Shore Lore: Chicken Bone Beach

A day on Chicken Bone Beach might yield an encounter with Count Basie, Louis Armstrong, or Sammy Davis Jr.

A day on Chicken Bone Beach might yield an encounter with Count Basie, Louis Armstrong, or Sammy Davis Jr.

Toward the end of the nineteenth century, the fashionable section of the Atlantic City Boardwalk ended at Missouri Avenue, currently the site of Caesars Atlantic City. John L. Young’s lavishly ornate Million Dollar Pier became a symbolic wall isolating the resort area’s grand hotels from a stretch of sand derisively known as Chicken Bone Beach.

“It was demeaning and derogatory. There’s no question about that,” says Atlantic City resident Henrietta Shelton, co-founder and president of the Chicken Bone Beach Historical Foundation. “The name came when people said they saw chicken bones in the sand that black people left on the beach. People used to eat all kinds of things on the beach. They still do.

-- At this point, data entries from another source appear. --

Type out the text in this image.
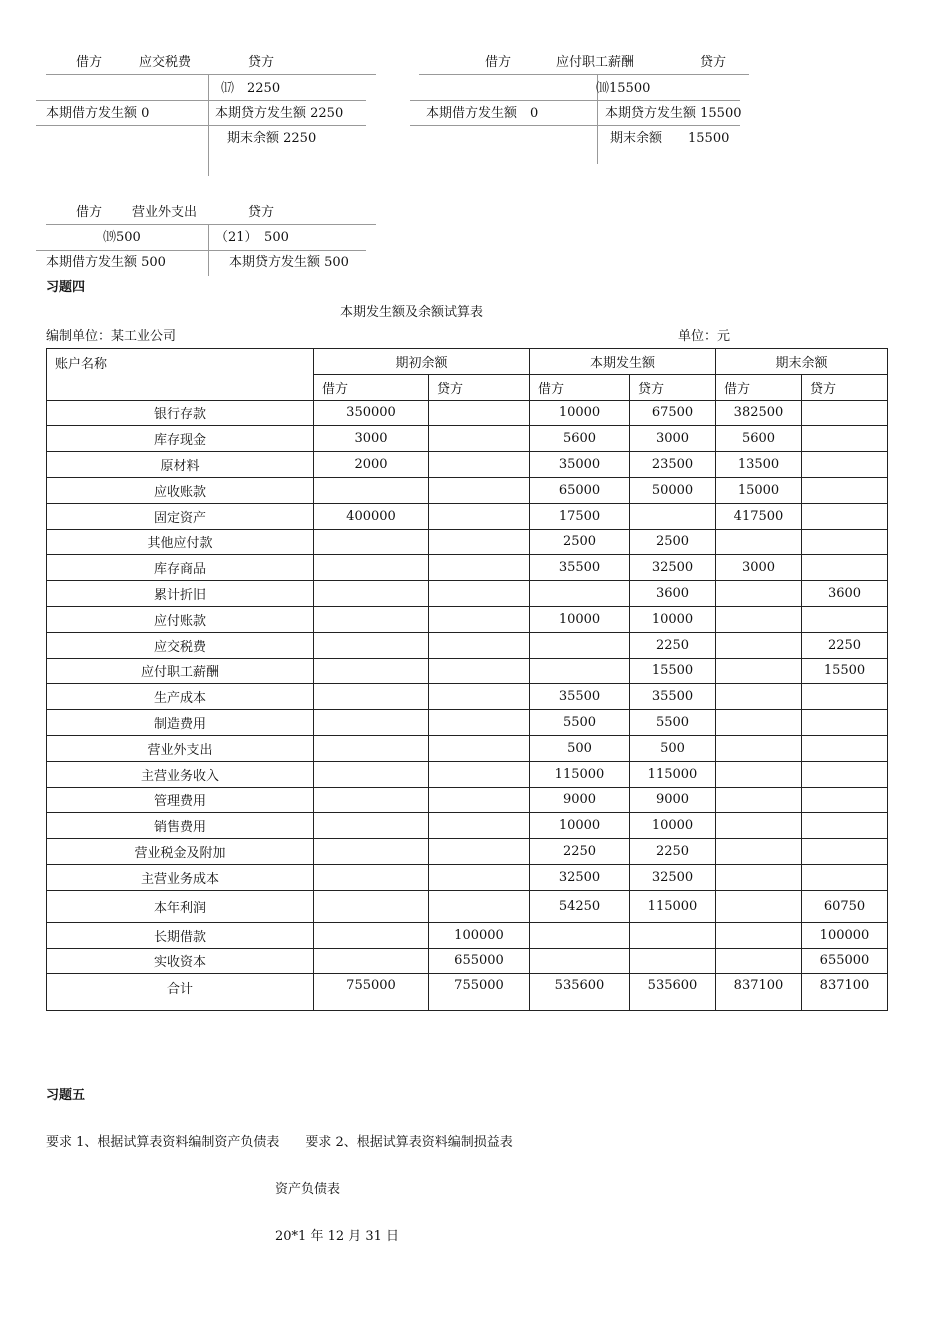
借方	应交税费	贷方
⒄　2250
本期借方发生额 0	本期贷方发生额 2250
期末余额 2250
借方	应付职工薪酬	贷方
⑽15500
本期借方发生额　0	本期贷方发生额 15500
期末余额　　15500
借方 营业外支出	贷方
⒆500	（21）　500
本期借方发生额 500	本期贷方发生额 500
习题四
本期发生额及余额试算表
编制单位：某工业公司	单位：元
账户名称	期初余额		本期发生额		期末余额	
	借方	贷方	借方	贷方	借方	贷方
银行存款	350000		10000	67500	382500	
库存现金	3000		5600	3000	5600	
原材料	2000		35000	23500	13500	
应收账款			65000	50000	15000	
固定资产	400000		17500		417500	
其他应付款			2500	2500		
库存商品			35500	32500	3000	
累计折旧				3600		3600
应付账款			10000	10000		
应交税费				2250		2250
应付职工薪酬				15500		15500
生产成本			35500	35500		
制造费用			5500	5500		
营业外支出			500	500		
主营业务收入			115000	115000		
管理费用			9000	9000		
销售费用			10000	10000		
营业税金及附加			2250	2250		
主营业务成本			32500	32500		
本年利润			54250	115000		60750
长期借款		100000				100000
实收资本		655000				655000
合计	755000	755000	535600	535600	837100	837100
习题五
要求 1、根据试算表资料编制资产负债表　　要求 2、根据试算表资料编制损益表
资产负债表
20*1 年 12 月 31 日
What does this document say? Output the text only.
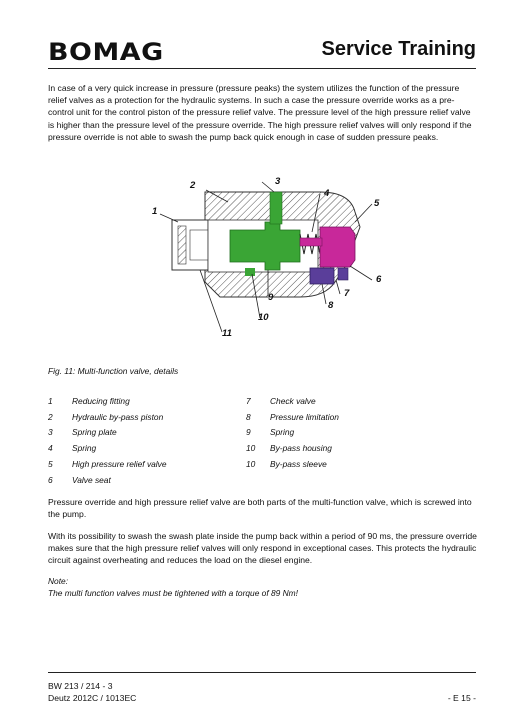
BOMAG	Service Training
In case of a very quick increase in pressure (pressure peaks) the system utilizes the function of the pressure relief valves as a protection for the hydraulic systems. In such a case the pressure override works as a pre-control unit for the control piston of the pressure relief valve. The pressure level of the high pressure relief valve is higher than the pressure level of the pressure override. The high pressure relief valves will only respond if the pressure override is not able to swash the pump back quick enough in case of sudden pressure peaks.
1
2	3
4
5
6
7
8
9
10
11
Fig. 11: Multi-function valve, details
1	Reducing fitting
2	Hydraulic by-pass piston
3	Spring plate
4	Spring
5	High pressure relief valve
6	Valve seat
7	Check valve
8	Pressure limitation
9	Spring
10	By-pass housing
10	By-pass sleeve
Pressure override and high pressure relief valve are both parts of the multi-function valve, which is screwed into the pump.
With its possibility to swash the swash plate inside the pump back within a period of 90 ms, the pressure override makes sure that the high pressure relief valves will only respond in exceptional cases. This protects the hydraulic circuit against overheating and reduces the load on the diesel engine.
Note:
The multi function valves must be tightened with a torque of 89 Nm!
BW 213 / 214 - 3
Deutz 2012C / 1013EC	- E 15 -
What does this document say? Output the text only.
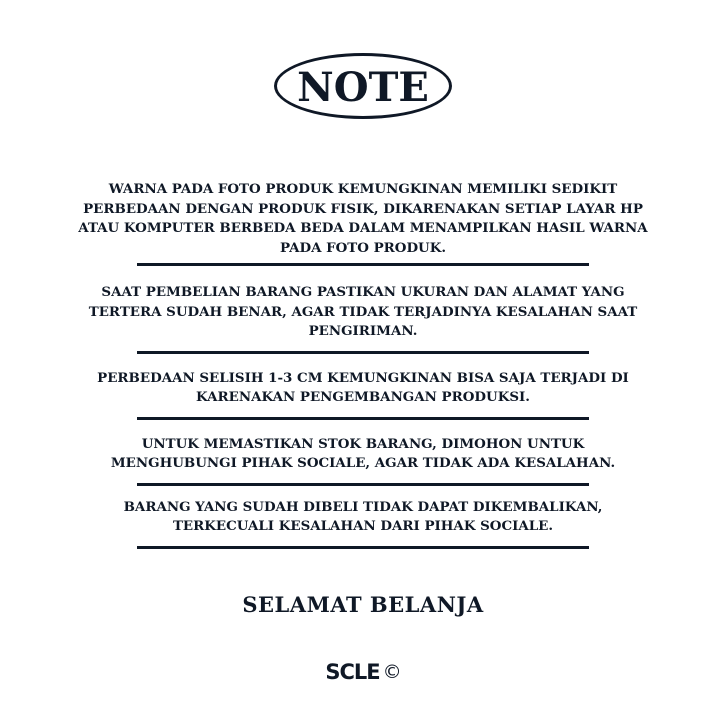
NOTE
WARNA PADA FOTO PRODUK KEMUNGKINAN MEMILIKI SEDIKIT PERBEDAAN DENGAN PRODUK FISIK, DIKARENAKAN SETIAP LAYAR HP ATAU KOMPUTER BERBEDA BEDA DALAM MENAMPILKAN HASIL WARNA PADA FOTO PRODUK.
SAAT PEMBELIAN BARANG PASTIKAN UKURAN DAN ALAMAT YANG TERTERA SUDAH BENAR, AGAR TIDAK TERJADINYA KESALAHAN SAAT PENGIRIMAN.
PERBEDAAN SELISIH 1-3 CM KEMUNGKINAN BISA SAJA TERJADI DI KARENAKAN PENGEMBANGAN PRODUKSI.
UNTUK MEMASTIKAN STOK BARANG, DIMOHON UNTUK MENGHUBUNGI PIHAK SOCIALE, AGAR TIDAK ADA KESALAHAN.
BARANG YANG SUDAH DIBELI TIDAK DAPAT DIKEMBALIKAN, TERKECUALI KESALAHAN DARI PIHAK SOCIALE.
SELAMAT BELANJA
SCLE ©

But because black people were seen on that beach and some of us eat chicken, it was given that name.”

Today a small plaque on the Boardwalk identifies the shoreline between Missouri and Mississippi avenues as Chicken Bone Beach, enduring evidence of the de facto segregation that for black residents and visitors once made this beach what Shelton, a technical editor at the Federal Aviation Administration tech center in Pomona, remembers as “the place to be when the sun was out. I was just a little girl, but I could tell it was classy,” she says. “It was refined. You’d hear people playing music. We had our own lifeguards. We had our own life. The feeling was like going to a family reunion. There were times the party would extend as far down to Convention Hall.”

Chicken Bone Beach was not far from Northside, the city’s black neighborhood, where, from the 1920s to the mid-’60s, the Kentucky Avenue nightclubs created a vibrant scene that featured nationally known black entertainers, musicians, and comedians. “The day after you saw them in the clubs, you’d see Duke Ellington on Chicken Bone Beach,” Shelton says. “You’d see Count Basie, Sammy Davis Jr., Louis Armstrong, Billy Eckstine. They’d be doing what everybody was doing on a nice day in Atlantic City: socializing, enjoying themselves, cooling off in the ocean.”

In the 1990s the Casino Reinvestment and Development Authority replaced the mostly dilapidated clubs along Kentucky Avenue with a supermarket. “There was a feeling that something had been lost,” Shelton says. She and her brother, Gene Wallace, founded the Chicken Bone Beach Historical Foundation, and in 1997 the city put up a plaque to identify the site as historic.

In recent years the foundation has hosted a series of free outdoor concerts, first on the beach itself and then at Kennedy Plaza, on the Boardwalk in front of the Convention Center. “We chose jazz because we did not want to be in competition with the casinos, but we also wanted to get the story out,” Shelton says. “Straight-ahead jazz has been telling that story of black people and continues to do so.”

Concerts have featured noted vibraphonist Roy Ayers, the late singer Etta Jones, bassists Charles Fambrough and Camden native Buster Williams, drummer Lenny White, and the Jazz Crusaders. This year’s concerts will take place rain or shine at 7 pm every Thursday in July and August.

“I still get people asking me how you could take something that was racist and derogatory and celebrate it,” Shelton says. “We are not celebrating the derogatory. We are telling the old story of how black people took what was derogatory and turned it around and made it great.”